Un rôle pour la β-arrestine dans l’effet de la fluoxétine

Conformément à l’idée que l’essentiel des effets antidépresseurs s’exerce dans plusieurs régions du cerveau, nous avons ainsi montré que, dans un modèle expérimental faisant intervenir une élévation des concentrations plasmatiques de corticostérone, un traitement chronique par la fluoxétine entraîne des effets sur l’expression des gènes, non seulement dans l’hippocampe, mais aussi dans l’hypothalamus et l’amygdale. D’autres études ont préalablement suggéré que la fluoxétine exerce des fonctions extra-hippocampiques, par exemple la restauration de la plasticité dans le cortex visuel [ 10]. Fait intéressant, nos résultats d’expression génique ont démontré que le traitement chronique par de la corticostérone permet d’étudier les mécanismes moléculaires qui sous-tendent l’anxiété et la dépression. En effet, parmi les gènes d’intérêt étudiés, seuls trois d’entre eux, intervenant dans des voies de signalisation ont montré des changements d’expression, dont celui codant pour la β-arrestine. Ainsi, dans l’hypothalamus, alors qu’un traitement par de la corticostérone réduit l’expression de β-arrestine chez la souris, un traitement par de la fluoxétine rétablit une expression physiologique. Nous avons focalisé nos travaux sur le rôle de la β-arrestine, en faisant l’hypothèse que c’est un déterminant moléculaire potentiel des effets de la fluoxétine ; nous avons utilisé un modèle de souris génétiquement modifiées, dont le gène codant la β-arrestine 2 est invalidé (la mutation de la β-arrestine 1 est létale). Les résultats antérieurs de l’équipe de Marc Caron suggéraient que ces souris β-arrestine 2 knock-out peuvent avoir un phénotype anxieux [ 11]. Dans cette étude, les auteurs avaient proposé que les effets du lithium, un médicament utilisé dans le traitement des troubles bipolaires, passent par l’activation de la voie β-arrestine 2/Akt/Gsk3β. Dans notre étude, nous avons constaté que les souris β-arrestine 2 knock-out, dans la plupart des tests de comportement, sont insensibles à un traitement chronique avec la fluoxétine [4]. Nos résultats confirment que les effets de la fluoxétine chez la souris passent par l’activation de la voie β-arrestine (Figure 2).

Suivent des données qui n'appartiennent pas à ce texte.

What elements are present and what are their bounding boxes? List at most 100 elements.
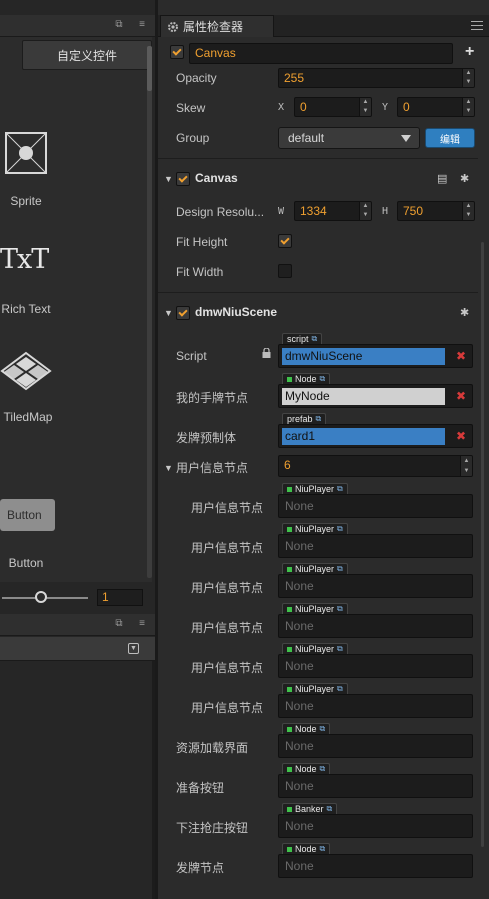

Au final, ces résultats font émerger l’idée de l’existence de mécanismes communs, permettant à la fois la réponse au traitement des troubles bipolaires et de la dépression majeure unipolaire. Ces pathologies pourraient être liées par des déterminants génétiques communs, comme par exemple un modulateur du récepteur des glucocorticoïdes (GR), le FKBP5 (FK506 binding protein 5) 2 [ 12].

Conflit d’intérêts

Les auteurs déclarent n’avoir aucun conflit d’intérêts concernant les données publiées dans cet article.

 
Footnotes
1 Corticostérone ou le cortisol chez l’Homme : hormone produite dans la glande surrénale en réponse au stress.
2 Le tacrolimus, ou FK506, est un médicament immunosuppresseur utilisé en transplantation d’organes découvert en 1984. C’est un produit naturel de l’actinomycète (champignon microscopique).